The Cacchiones had never abandoned winemaking, at first because they believed Prohibition would be repealed eventually and they would need to have mature wines ready to sell, and later, because they could not afford to stop. When Lars had examined the padlocked wire fencing in the wine cellar and noted that it was hardly an impenetrable barrier, he had been entirely correct. In the far corner, partially concealed by the water-filled barrels, Dante and Dominic had exploited a weakness in the enclosure, creating a low, narrow passage at the bottom just large enough to roll a wine barrel through. They filled the smaller casks and growlers with mature vintages, then refilled the empty barrels with new wine and wrestled the barricade back into place. It was a truckload of these casks, not crates of wine grapes, that Dante, Dominic, and Vince delivered to San Francisco each week, bribing the car ferry’s fire security officers so they could cross the San Francisco Bay unimpeded.
The daylong, hazardous journey to the city and back demanded constant vigilance, as federal Prohibition agents patrolled the city streets and the back roads of the countryside searching for bootlegg
ers and smugglers. Until they unloaded their illicit cargo at various hotels, restaurants, and speakeasies throughout the city, they were in jeopardy, hunted by officers and gangsters alike. One summer evening gangsters masquerading as federal agents had hijacked them just north of Petaluma. They were driving south when suddenly two sedans pulled out from a side road and blocked their way, forcing Dante to slam on the brakes. Three men in dark suits brandished guns, ordered Dante and his sons out of the truck, and declared them under arrest. The Cacchiones complied and stood with their arms raised above their heads on the side of the road, expecting to be slapped into handcuffs and hauled off to prison, but instead two of the men returned to the sedans, the third climbed into the cab of the truck, and all three sped away, leaving the Cacchiones staring in stunned bewilderment after them. The truck was later found abandoned outside of San Rafael, its entire cargo missing. When the officers who contacted the Cacchiones and helped them recover their vehicle asked why Dante had never reported the theft, Dante lied and insisted that he had, blaming the lack of a police report on misplaced paperwork.

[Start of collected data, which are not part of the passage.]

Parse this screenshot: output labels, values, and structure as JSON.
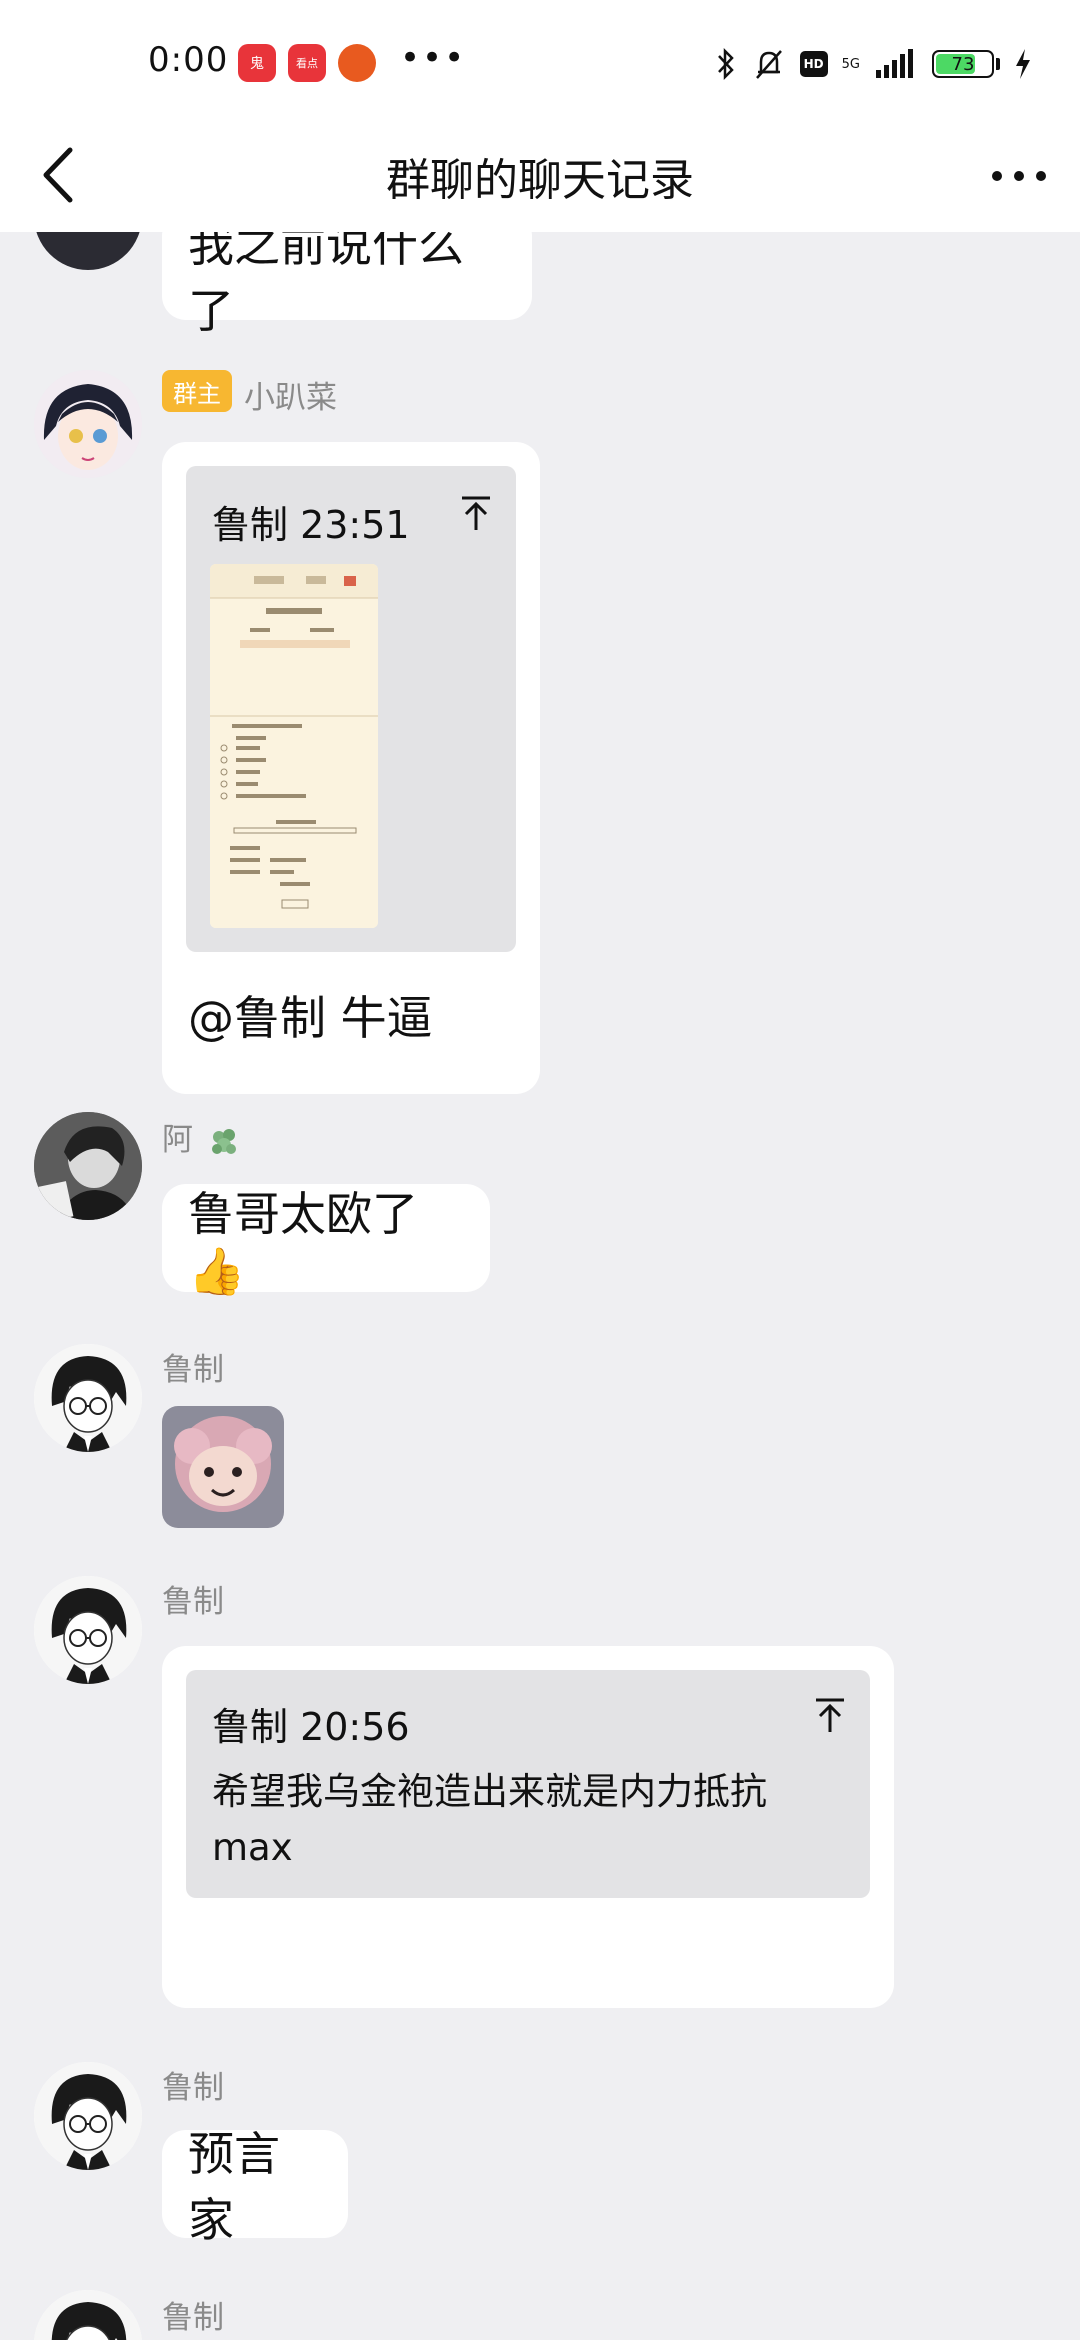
{
  "status_bar": {
    "time": "0:00",
    "app_badge_1": "鬼",
    "app_badge_2": "看点",
    "more": "•••",
    "network": "5G",
    "battery_level": "73"
  },
  "nav": {
    "title": "群聊的聊天记录"
  },
  "messages": {
    "m1": {
      "text": "我之前说什么了"
    },
    "m2": {
      "sender": "小趴菜",
      "role_badge": "群主",
      "quote_author_time": "鲁制 23:51",
      "text": "@鲁制 牛逼"
    },
    "m3": {
      "sender": "阿",
      "text": "鲁哥太欧了👍"
    },
    "m4": {
      "sender": "鲁制"
    },
    "m5": {
      "sender": "鲁制",
      "quote_author_time": "鲁制 20:56",
      "quote_text_line1": "希望我乌金袍造出来就是内力抵抗",
      "quote_text_line2": "max"
    },
    "m6": {
      "sender": "鲁制",
      "text": "预言家"
    },
    "m7": {
      "sender": "鲁制"
    }
  },
  "colors": {
    "background": "#EFEFF2",
    "bubble": "#FFFFFF",
    "owner_badge": "#F7B731",
    "sender_name": "#8A8A8A",
    "quote_bg": "#E3E3E5"
  }
}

The incident left the Cacchiones shaken, but they did not, they could not, forswear bootlegging. Instead they changed their schedule so that they left home in the morning and caught an earlier ferry into the city, but although this allowed them to avoid gangsters, it risked exposing them to more scrutiny by the police. They had to buy the silence of an entirely new shift of fire security officers so they could cross on the ferry, and they had to find new customers willing to accept deliveries in broad daylight. Although they took every precaution to avoid the attention of Prohibition agents, they lived under the constant threat of discovery, and the strain upon their nerves was almost crippling. That was why, when the delivery truck broke down the night before, they could not have waited until morning to unload the empty casks they had collected from their customers. If a police officer or Prohibition agent—or for that matter, a curious tourist or suspicious neighbor eager to profit from a reward—happened by and peered into the truck, the Cacchiones would have been undone.